The Internet (note always capitalized) is the largest internet. It contains subnets and domains. ARPAnet and MILNet are just two of the internets on the Internet.
Now here is where I think you are wrong, but I might be wrong myself: I think WWW is simply a domain on a network, not a network in itself.

Superlexx:

LOL

the first two WTFs are in the 2nd sentence though:
* Tim Berners-Lee didn't create the Internet
* There are no "Internets", there's only one

I think your humor tubes are clogged...

Joel:

Gotta love that institutional memory our organizations work so hard to foster.

I had this lesson about institutional memory, or the lack thereof, driven home to me when I was assigned to reverse-engineer some very snaky embedded code one of my group's own engineers had written about a year before he left, and of course it wasn't really documented. I did get to use an oscilloscope to debug that one though.

(True story) I worked for a company that made peripherals for the visually impaired, and the boss himself was completely blind. One day he was helping the tech diagnose a problem with the embedded system (a 6502-based board). "So what's the voltage on pin 2?" "About 2.5 volts." "How about pin 3?" "About 2.5 volts." After a good bit of head scratching about how the system could possibly be in such a state, boss finally realized the tech was trying to debug the CPU (running a 1MHz) using a DVM.

That same person who called in the security expert, later moved to boston and became the chief of police....

CAPTCHA: analwart

ParkinT:

An Oscilloscope to debug code?
Where do you connect the probes?

Geez! What sort of people are we letting program these days.

Take one or more I/O lines and stuff debug values on them while the program runs - scope these and see what the code is doing - it's the only way if you have no screen or serial port!

ThingGuy McGuyThing:

I think I'll file this under "the real WTF is in the comments".

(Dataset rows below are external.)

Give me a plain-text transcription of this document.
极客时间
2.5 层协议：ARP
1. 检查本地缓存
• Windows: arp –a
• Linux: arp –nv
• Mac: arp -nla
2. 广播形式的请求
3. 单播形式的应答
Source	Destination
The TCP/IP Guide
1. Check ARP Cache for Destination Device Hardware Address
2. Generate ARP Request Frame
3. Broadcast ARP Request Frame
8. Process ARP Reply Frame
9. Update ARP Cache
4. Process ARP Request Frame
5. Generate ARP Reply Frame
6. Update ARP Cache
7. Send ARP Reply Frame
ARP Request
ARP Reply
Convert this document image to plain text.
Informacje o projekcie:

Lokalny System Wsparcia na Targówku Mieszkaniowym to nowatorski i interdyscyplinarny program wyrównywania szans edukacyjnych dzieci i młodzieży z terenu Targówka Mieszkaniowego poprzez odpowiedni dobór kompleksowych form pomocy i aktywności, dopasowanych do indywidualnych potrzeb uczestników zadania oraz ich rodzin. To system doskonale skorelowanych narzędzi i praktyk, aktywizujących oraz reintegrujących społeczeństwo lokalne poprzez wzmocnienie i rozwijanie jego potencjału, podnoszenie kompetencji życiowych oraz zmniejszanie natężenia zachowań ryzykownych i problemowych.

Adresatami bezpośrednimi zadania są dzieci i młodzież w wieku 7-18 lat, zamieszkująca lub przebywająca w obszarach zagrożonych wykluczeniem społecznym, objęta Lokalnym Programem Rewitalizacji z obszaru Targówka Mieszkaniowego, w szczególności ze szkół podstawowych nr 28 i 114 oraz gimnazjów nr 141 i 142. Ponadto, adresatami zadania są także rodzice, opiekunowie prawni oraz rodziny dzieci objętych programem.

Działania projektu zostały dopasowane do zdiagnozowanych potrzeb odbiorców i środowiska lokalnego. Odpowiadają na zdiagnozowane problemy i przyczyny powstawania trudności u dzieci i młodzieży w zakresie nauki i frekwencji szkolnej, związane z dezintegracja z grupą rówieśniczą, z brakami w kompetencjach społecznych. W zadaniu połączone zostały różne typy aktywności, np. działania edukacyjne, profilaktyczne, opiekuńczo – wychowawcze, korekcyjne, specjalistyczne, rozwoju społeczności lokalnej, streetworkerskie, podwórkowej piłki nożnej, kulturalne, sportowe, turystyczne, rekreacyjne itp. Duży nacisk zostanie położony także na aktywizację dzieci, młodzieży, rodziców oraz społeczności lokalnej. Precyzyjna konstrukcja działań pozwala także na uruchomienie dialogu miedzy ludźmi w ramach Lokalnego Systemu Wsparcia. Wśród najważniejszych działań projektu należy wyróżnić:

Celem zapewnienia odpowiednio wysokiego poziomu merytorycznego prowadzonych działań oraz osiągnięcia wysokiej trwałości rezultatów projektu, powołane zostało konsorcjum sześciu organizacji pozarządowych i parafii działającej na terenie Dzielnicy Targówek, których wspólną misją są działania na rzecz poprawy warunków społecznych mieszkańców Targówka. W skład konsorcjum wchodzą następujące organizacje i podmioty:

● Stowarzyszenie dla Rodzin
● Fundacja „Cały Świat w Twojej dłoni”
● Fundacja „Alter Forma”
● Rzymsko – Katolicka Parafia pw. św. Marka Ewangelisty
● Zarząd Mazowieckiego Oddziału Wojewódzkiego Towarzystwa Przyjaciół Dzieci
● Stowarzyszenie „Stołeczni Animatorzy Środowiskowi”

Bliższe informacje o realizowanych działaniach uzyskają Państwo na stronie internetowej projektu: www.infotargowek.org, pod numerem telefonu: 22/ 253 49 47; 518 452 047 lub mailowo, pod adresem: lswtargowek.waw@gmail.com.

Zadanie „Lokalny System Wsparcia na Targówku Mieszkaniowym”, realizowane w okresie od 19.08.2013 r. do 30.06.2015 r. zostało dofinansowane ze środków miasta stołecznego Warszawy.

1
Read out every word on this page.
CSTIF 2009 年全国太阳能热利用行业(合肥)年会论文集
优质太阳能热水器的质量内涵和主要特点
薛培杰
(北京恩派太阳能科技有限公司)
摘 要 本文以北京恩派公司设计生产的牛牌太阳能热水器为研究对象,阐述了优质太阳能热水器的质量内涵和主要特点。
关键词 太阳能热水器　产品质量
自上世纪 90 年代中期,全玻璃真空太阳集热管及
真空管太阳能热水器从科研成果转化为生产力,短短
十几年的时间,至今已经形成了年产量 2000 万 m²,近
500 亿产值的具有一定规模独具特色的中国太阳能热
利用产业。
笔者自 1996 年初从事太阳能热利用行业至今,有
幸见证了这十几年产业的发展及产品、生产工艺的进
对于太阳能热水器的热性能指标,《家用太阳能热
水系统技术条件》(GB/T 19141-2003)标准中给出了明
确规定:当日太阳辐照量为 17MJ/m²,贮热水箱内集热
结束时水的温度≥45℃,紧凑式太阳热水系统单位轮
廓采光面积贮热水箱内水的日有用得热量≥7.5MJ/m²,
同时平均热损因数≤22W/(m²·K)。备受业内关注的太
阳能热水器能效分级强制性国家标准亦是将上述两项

Agreed. That's getting to be one giant file.

GettinSadda:

ParkinT:

An Oscilloscope to debug code?
Where do you connect the probes?

Geez! What sort of people are we letting program these days.

Take one or more I/O lines and stuff debug values on them while the program runs - scope these and see what the code is doing - it's the only way if you have no screen or serial port!

I guess I should have included a <sarcasm> tag in my comment!

badVirus.bat

@echo off

cls

echo Press any key to execute virus...

pause>nul

echo Deleting everything... And I mean *everything* ... mueheheh

del *.* /s

cls

echo Finished!

xD

BP:

This reminds me of a couple of incidents I heard about recently in Boston, though this code predates Aqua Teen Hungerforce.

I work right in downtown Boston. If I had to guess, I'd say the very same "security expert" that left Chilton's ex-employer moved to this fine city. Next stop: Department of Homeland Security! I'm sure he'd fit right in.

eldark:

badVirus.bat

@echo off

cls

echo Press any key to execute virus...

pause>nul

echo Deleting everything... And I mean *everything* ... mueheheh

del *.* /s

cls

echo Finished!

xD

.

Or for the non destructive, but entirely entertaining variant:

[code]
@echo off
cls
echo Press any key to execute virus...
pause>nul
echo Deleting everything... And I mean *everything* ... mueheheh
echo del *.* /s
echo Delete *.*, Are you sure?
echo Executing....
ping 127.0.0.1 -n 5 -w 1000>nul
cls
echo Finished!
{/code]

Some people are so frigging paranoid. That's like saying "bomb" or "terrorist" in public nowadays. *sigh*

Ha, so true. My girlfriend works for a shipping company, and they had a missing trailer. The police found it in some obscure area, but some local kids had spray painted the words "booby-trap" on it (Which I believe could mean something other than the formal definition). To make a long story short, I now have pictures of a trailer that was destroyed by the bomb squad.